Andy Murray dispute samedi un seizième de finale à l'Open d'Australie contre l'Espagnol Roberto Bautista. À 35 ans, l'Écossais défie le temps pour offrir à ses fans une nouvelle épopée de matches homériques, rappelant qu'il a été parmi les grands de la décennie 2010.
En janvier 2019, Andy Murray avait ému la planète tennis. En larmes lors d'une conférence de presse précédant l'Open d'Australie, il avait déclaré que la retraite était proche, que le Majeur australien pouvait être son dernier tournoi car les douleurs à la hanche étaient trop fortes.
Quatre ans plus tard, à 35 ans, l'Écossais est toujours là. Au même Open d'Australie, il est capable d'enchaîner en trois jours deux matches de cinq sets pour un total de 10 heures et 34 minutes – plus de temps qu'il n'en faut à certains pour gagner un tournoi. Son secret ? Une hanche désormais métallique, un mental d'acier et une passion inoxydable.
"Cyborg" Murray s'est déjà offert le scalp du 14e Mondial, l'Italien Matteo Berrettini au premier tour puis celui du local Thanasi Kokkinakis. Dans un match de folie, conclu à 4h05 du matin, l'Écossais a trouvé la force de remonter l'Australien, sauvant une balle de match. Samedi, il affrontera l'Espagnol Roberto Bautista (25e) pour une place en huitièmes de finale.
11 janvier 2019 : Andy Murray annonce, en larmes, que l'Open d'Australie est peut-être le dernier tournoi de sa carrière.
19 janvier 2023 : après avoir battu Matteo Berrettini, Murray se qualifie pour le troisième tour de l'Open d'Australie en ayant joué 10h34 en trois jours. pic.twitter.com/cbyum8LKDA
Sa performance face à Thanasi Kokkinakis lui a au passage offert un record : avec 11 victoires après avoir été mené deux sets à rien, il est tout simplement le tennisman ayant le plus réalisé cette "remontada" dans l'histoire.
Mais comment a-t-il fait ? Si la question se murmure sur toutes les lèvres, la réponse qui sort de sa bouche est franche, simple et claire: "Je me suis appuyé sur mon expérience, mon amour du jeu et de la compétition", a-t-il déclaré au micro après le match. "C'était incroyable, il a très bien servi, mais j'ai joué de mieux en mieux et... oui, j'ai un grand cœur."
Dans le panthéon du tennis aux côtés de Djokovic, Nadal et Federer
Un grand cœur qui a su conquérir les fans de tennis au fil d'une carrière commencée dans le circuit ATP en 2005. Il engrange très vite ses premiers titres et pousse les portes du top 10 mondial dès 2007.
Aux côtés de Roger Federer, Rafael Nadal et Novak Djokovic, il va écrire les plus belles pages du tennis moderne, transformant même l'expression "Big Three" (les trois meilleurs) en "Big four" (les quatre… ).
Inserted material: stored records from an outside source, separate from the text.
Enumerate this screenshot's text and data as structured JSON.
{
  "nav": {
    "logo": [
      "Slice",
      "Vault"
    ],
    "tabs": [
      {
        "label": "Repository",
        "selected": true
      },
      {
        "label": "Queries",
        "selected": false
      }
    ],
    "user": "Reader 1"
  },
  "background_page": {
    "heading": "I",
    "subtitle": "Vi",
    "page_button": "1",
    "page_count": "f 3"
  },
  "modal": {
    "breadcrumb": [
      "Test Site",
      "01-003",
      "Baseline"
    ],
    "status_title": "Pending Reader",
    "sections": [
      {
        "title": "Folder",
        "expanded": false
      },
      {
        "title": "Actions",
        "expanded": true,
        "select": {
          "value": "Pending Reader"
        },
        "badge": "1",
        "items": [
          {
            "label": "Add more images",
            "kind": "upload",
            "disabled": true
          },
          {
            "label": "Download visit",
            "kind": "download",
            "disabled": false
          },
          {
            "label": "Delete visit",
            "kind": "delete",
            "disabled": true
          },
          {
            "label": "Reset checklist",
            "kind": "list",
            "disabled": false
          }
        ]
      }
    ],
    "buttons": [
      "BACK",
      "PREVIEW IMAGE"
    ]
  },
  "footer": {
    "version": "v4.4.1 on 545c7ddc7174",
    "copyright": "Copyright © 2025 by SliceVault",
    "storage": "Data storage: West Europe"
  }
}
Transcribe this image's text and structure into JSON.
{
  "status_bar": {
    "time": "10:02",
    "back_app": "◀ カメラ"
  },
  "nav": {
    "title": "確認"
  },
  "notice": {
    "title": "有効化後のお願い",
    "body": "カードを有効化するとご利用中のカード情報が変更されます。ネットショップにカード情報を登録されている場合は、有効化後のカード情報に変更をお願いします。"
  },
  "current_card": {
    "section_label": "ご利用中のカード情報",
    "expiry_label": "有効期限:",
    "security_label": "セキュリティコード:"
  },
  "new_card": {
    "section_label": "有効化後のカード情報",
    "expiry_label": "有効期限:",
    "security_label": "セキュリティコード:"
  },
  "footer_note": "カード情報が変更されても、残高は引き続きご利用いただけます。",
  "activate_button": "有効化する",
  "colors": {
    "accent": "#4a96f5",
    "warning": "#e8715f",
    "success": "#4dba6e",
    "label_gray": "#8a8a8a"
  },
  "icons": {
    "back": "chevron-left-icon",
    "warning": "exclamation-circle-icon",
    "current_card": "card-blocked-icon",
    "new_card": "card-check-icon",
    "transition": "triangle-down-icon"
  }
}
Au plus fort de la confrontation entre les trois monstres sacrés, il a réussi à décrocher huit finales de Grand Chelem et à en remporter trois (US Open 2012 et Wimbledon 2013 et 2016). Il est aussi celui qui place enfin la Grande-Bretagne au sommet du tennis : premier Britannique à remporter chez les hommes un Grand Chelem depuis 1936 et guide en 2015 le royaume vers sa première Coupe Davis depuis cette même année.
Andy Murray’s career explained in a single point. Oh my goodness! pic.twitter.com/F3QvMz3pY9
— Gaspar Ribeiro Lança (@gasparlanca) January 19, 2023L'apogée de sa carrière se situe d'ailleurs en 2016 : outre son succès à Wimbledon, il devient le premier joueur de l'histoire à conserver un titre olympique et termine l'année numéro 1 mondial, avec 90 % de victoires sur l'année civile. La Couronne britannique annonce même son futur anoblissement le 30 décembre.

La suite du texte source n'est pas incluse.